A tese de que Nem, que encabeça a lista de procurados pela polícia do Rio, foi vítima de armação, no entanto, não convence o delegado da Delegacia de Roubos e Furtos de Automóveis (DRFA), Márcio Mendonça, que ironizou as suspeitas levantadas pelos advogados. "Em primeiro lugar, para fazer qualquer queixa na CGU ele tem que se apresentar e dizer que aquelas identidades não são dele. Quem teria interesse em fazer isso senão ele?", questionou.

O falso óbito foi descoberto a partir da apreensão de duas identidades - com nome verdadeiro e outra com o nome falso de Antônio Lopes - na mochila de um homem que tentava fugir dos agentes da Delegacia DRFA, na última sexta-feira. Nenhum dos documentos é verdadeiro, como disse a polícia.
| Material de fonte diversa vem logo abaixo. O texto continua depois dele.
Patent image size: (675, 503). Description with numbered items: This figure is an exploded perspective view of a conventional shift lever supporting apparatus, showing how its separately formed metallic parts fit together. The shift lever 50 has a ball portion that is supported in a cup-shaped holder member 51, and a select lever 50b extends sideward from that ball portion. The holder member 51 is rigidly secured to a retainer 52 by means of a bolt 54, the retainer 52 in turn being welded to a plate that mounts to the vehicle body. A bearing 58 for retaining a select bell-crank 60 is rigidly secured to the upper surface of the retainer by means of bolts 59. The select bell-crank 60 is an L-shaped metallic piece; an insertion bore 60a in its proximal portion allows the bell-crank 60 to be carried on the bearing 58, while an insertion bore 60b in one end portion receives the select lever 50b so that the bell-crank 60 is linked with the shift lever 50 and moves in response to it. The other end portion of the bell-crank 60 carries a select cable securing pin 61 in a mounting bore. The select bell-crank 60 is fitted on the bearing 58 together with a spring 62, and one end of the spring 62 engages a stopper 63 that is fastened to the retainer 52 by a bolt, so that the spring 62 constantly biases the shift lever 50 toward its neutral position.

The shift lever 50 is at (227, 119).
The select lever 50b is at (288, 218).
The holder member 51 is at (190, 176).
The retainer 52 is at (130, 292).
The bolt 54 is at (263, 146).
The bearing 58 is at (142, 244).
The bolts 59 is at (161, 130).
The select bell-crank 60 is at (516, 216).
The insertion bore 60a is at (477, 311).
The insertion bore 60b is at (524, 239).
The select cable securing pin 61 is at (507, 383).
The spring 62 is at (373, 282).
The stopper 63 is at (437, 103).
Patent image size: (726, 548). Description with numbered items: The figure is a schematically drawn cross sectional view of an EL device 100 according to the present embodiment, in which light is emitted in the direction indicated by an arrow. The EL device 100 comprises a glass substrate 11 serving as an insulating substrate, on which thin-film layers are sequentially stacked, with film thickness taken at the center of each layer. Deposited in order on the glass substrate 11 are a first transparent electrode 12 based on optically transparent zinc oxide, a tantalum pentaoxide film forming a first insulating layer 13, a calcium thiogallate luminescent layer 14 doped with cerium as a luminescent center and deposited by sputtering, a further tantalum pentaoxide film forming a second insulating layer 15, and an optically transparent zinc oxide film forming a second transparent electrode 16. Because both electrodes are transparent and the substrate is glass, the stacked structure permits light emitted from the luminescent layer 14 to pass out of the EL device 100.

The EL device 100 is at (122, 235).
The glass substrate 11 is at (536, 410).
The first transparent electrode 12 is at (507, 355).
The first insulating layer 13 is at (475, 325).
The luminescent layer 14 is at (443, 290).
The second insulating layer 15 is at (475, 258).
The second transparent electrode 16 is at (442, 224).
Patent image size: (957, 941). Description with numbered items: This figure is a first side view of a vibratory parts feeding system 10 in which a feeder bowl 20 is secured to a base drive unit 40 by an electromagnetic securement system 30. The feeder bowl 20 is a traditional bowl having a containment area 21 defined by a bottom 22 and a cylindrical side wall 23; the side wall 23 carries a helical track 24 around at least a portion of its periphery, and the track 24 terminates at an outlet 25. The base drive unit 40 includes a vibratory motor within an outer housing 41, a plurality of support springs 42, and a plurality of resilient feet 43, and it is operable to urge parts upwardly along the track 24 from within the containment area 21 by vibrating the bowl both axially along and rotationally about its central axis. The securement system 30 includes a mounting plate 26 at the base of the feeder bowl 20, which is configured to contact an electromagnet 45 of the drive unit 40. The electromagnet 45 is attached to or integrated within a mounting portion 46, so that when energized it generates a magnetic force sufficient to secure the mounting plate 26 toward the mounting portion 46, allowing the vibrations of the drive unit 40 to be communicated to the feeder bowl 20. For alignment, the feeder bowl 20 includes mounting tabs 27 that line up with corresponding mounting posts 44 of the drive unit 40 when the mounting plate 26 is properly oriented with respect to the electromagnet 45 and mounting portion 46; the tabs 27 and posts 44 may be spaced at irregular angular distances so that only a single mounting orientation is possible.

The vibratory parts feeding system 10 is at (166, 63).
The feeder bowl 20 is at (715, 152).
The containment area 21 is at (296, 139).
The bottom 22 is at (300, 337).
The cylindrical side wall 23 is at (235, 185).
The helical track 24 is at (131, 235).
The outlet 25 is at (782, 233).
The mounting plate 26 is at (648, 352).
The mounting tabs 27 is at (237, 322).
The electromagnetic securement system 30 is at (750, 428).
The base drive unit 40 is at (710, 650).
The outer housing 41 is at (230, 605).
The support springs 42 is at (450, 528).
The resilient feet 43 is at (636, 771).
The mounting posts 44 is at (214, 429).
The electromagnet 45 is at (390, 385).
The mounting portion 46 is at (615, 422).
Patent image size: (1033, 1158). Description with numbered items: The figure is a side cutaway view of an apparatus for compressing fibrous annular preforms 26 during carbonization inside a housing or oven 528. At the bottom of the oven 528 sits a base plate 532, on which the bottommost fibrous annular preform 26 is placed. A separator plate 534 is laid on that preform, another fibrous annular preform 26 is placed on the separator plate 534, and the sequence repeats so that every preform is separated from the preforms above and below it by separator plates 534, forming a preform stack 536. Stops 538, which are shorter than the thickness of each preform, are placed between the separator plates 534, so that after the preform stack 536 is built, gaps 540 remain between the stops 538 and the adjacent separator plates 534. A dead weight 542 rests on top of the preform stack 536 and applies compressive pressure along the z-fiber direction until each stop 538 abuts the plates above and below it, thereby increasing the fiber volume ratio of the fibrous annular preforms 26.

Para o advogado Josimar de Oliveira, um dos que defendem o traficante, erros primários foram cometidos: "Além de a foto ser de outro documento, ela é velha. Quem vai tirar outro documento usa uma foto mais recente, provavelmente atual", disse. Outro erro apontado pelos advogados foi o número do registro geral usado no documento falso. A numeração pertence a outra pessoa - um homem de 31 anos - obtida no cartório da 5ª Circunscrição, em Copacabana.

Fotos diferentes

Na identidade original de Nem, expedida em 10 de novembro de 1995 pelo Instituto Félix Pacheco, sob o número 11729280-5, o traficante está de camisa branca. Em ambas as carteiras apreendidas, Nem aparece com camisa preta e uma branca por dentro. A foto em questão foi uma das primeiras imagens do rosto do bandido obtidas pela polícia. Na mesma mochila encontrada no chão pelos agentes da DRFA havia atestado de óbito assinado pelo médico Dalton Jorge Penna Aragão, preso em flagrante ao confessar ter assinado o laudo de insuficiência renal de diabetes por R$ 150 sem ver a vítima.

Quebra de sigilo de funcionários

O Delegado Márcio Mendonça, da DRFA, vai pedir a quebra de sigilo telefônico de cinco funcionários da funerária Rio Pax e do médico Dalton Jorge Penna Abrão, 59 anos, que confessou ter assinado o falso atestado de óbito. A polícia também tenta localizar o paradeiro de Antônio Carlos Santana Rosa, que assinou, como cunhado de Nem, o pedido de sepultamento do traficante.

Para Mendonça, não há dúvidas de que a empresa facilitou a tentativa de fraude. Por isso, todos os funcionários da loja de Copacabana foram submetidos a teste grafotécnico.